A la vigilance, dont le judaïsme ne devra point se départir dans la protection de sa dignité et la sauvegarde de son avenir, manquera désormais une vaillante sentinelle. Le président de l'Alliance israélite universelle, le professeur Netter, a disparu en 5696. Avec lui s'est éteinte une claire intelligence et cessé de battre un cœur fidèle. La science de l'éminent praticien était ennoblie par sa touchante affection pour le judaïsme et sa bravoure obstinée à le défendre. Sa mort, suivant de si près celle de Sylvain Lévi, a porté un coup sensible, sinon à l'activité, du moins à l'œuvre de l'Alliance. Mais de pieuses et robustes mains vont recueillir leur héritage. La Tradition nous apprend que lorsqu'en Israël un astre se couche, un autre se lève, et qu'à toutes les époques de sa longue et douloureuse histoire sont apparus des défenseurs hardis, des hommes de courage et de foi prêts à lutter pour la vérité.
5696 a été le bimillénaire d'Horace. Quel rapport cet événement peut-il bien présenter avec le judaïsme ? Pourquoi le mentionner à cette place? C'est que le poète latin a parlé des Juifs à trois reprises différentes, dans le premier livre des Satires. Nous ne l'ignorions pas totalement, mais un ami, membre dé la Société asiatique, nous a rafraîchi la mémoire. Lui-même en avait reçu communication d'un de ses confrères. Il ressort de ces divers passages que le prosélytisme juif, au temps des Romains, n'était pas une fiction. La pièce IX du 1er livre des Satires, écrite la 85ème année avant l'ère chrétienne, nous donne, notamment des détails pleins d'intérêt sur les fêtes juives et les sentiments que les Romains moyens professaient, il y a plus de deux mille ans, à l'égard des Juifs. Aux yeux du vulgaire et de l'illettré, à l'époque d'Horace, les Juifs devaient passer pour des êtres un peu ridicules et bizarres par leurs pratiques et leurs doctrines religieuses si profondément distinctes de celles du paganisme gréco-latin. Somme toute, on leur reconnaissait, à ces humbles Juifs de l'antiquité païenne, des vertus fermes et un esprit, de scierie bienfaisante, inconnue des temps de l'Olympe. En notre siècle, soi-disant émancipé de toute prévention, était-il superflu de rappeler, à propos du bimillénaire d'Horace, que s'il arrivait aux Juifs d'être dédaignés par les "gentils", ainsi que le furent d'ailleurs les premiers chrétiens, il ne leur arrivait pas du moins d'être haïs scientifiquement, selon la doctrine de la savante Germanie.
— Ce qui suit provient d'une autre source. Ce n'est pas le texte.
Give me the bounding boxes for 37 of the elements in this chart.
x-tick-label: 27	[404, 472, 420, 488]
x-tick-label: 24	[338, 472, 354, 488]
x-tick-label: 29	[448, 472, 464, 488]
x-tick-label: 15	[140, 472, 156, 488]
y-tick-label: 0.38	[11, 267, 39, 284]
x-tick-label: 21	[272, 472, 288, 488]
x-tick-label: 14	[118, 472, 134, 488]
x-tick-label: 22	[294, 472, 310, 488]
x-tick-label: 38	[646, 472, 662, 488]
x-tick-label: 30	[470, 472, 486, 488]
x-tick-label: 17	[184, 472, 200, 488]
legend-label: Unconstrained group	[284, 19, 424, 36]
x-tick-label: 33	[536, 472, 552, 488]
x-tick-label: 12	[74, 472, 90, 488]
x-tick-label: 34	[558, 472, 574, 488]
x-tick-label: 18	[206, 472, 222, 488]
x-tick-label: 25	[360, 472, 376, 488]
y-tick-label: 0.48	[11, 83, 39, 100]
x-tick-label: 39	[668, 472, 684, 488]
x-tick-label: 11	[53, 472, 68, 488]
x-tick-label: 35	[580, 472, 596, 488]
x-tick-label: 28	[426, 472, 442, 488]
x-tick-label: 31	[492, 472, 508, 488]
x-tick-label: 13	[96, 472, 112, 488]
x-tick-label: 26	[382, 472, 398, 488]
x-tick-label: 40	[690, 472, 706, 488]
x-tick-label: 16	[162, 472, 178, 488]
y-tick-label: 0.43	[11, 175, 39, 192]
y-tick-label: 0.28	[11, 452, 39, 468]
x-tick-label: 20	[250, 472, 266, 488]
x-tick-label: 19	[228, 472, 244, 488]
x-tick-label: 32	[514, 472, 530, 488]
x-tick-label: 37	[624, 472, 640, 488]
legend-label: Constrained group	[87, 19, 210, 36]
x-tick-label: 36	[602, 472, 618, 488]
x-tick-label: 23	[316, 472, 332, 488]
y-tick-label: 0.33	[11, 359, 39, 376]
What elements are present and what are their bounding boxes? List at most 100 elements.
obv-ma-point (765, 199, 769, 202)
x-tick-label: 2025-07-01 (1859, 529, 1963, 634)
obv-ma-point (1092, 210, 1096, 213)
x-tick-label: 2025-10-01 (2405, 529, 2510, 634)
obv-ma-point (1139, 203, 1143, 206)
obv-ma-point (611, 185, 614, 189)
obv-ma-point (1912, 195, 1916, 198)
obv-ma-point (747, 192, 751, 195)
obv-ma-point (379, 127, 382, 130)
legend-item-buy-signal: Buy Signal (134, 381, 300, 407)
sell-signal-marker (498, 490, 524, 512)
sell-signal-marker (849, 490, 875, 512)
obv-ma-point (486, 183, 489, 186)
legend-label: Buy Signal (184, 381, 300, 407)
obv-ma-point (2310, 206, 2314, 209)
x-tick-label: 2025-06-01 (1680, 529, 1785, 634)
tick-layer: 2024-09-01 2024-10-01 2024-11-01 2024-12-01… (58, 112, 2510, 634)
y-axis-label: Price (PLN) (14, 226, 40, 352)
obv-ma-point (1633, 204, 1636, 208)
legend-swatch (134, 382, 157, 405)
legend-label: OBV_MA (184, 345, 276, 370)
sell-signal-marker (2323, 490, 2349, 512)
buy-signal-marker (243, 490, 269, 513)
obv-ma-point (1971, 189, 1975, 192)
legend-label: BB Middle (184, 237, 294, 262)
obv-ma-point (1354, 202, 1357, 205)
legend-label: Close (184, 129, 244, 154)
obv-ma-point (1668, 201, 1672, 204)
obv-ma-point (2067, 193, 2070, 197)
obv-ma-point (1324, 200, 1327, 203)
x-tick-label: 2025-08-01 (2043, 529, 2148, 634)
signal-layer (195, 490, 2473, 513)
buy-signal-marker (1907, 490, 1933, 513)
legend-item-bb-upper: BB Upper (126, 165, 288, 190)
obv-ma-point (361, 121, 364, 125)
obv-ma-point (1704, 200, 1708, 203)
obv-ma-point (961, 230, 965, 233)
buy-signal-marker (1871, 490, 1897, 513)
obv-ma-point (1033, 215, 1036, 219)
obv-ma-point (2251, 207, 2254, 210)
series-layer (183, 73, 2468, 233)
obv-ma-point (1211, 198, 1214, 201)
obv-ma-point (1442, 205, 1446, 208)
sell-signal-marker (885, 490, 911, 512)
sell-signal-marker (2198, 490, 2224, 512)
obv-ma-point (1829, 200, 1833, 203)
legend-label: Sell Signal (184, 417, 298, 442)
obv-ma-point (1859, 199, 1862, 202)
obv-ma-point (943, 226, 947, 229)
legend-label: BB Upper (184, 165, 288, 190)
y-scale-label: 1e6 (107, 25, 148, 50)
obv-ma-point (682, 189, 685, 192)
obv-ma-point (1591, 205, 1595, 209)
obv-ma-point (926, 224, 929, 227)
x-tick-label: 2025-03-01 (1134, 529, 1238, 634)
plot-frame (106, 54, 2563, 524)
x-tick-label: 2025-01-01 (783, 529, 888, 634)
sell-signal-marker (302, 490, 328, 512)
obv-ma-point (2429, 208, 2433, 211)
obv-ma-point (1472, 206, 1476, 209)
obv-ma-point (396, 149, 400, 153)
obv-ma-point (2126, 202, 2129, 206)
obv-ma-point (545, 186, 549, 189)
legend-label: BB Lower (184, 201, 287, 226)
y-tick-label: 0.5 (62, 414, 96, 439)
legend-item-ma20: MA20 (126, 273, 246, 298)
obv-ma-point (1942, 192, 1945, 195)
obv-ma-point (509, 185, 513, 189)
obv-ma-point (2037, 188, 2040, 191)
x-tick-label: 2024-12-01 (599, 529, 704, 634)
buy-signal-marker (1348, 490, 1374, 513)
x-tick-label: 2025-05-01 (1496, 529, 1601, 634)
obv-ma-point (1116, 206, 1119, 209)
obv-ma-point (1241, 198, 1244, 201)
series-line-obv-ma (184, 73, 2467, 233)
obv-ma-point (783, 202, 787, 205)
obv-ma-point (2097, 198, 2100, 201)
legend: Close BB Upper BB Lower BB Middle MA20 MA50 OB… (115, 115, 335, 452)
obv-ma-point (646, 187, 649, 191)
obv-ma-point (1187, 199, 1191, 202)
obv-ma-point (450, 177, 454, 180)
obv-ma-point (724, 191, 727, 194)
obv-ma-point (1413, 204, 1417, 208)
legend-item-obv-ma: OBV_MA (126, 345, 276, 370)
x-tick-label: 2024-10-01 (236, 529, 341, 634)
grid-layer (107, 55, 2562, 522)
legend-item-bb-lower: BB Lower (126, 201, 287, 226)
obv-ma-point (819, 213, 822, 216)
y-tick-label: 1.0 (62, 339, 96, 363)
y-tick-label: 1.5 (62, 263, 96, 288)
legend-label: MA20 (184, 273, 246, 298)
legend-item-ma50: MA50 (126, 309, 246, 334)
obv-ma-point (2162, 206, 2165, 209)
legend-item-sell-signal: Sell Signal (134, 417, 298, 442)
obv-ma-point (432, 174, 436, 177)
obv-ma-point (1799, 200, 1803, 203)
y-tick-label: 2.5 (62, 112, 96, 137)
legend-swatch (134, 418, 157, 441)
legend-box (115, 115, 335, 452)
Et maintenant, quelle conclusion tirerons-nous de ce qui précède ? Le judaïsme et l'humanité, dont il est inséparable, assisteront-ils dans l'année qui vient, à la fin de toute cette fermentation nocive des esprits dont le monde semble être trop souvent la victime résignée ? Serons-nous les témoins de la réconciliation des hommes ? L'enseignement biblique de pardon et de bonté, dont notre Fête du premier de l'an est si totalement imprégnée, sera-t-il compris ? Nous voulons l'espérer. La foi juive nous convie à cette espérance, la leçon de Rosch-Haschanah nous y maintient solidement.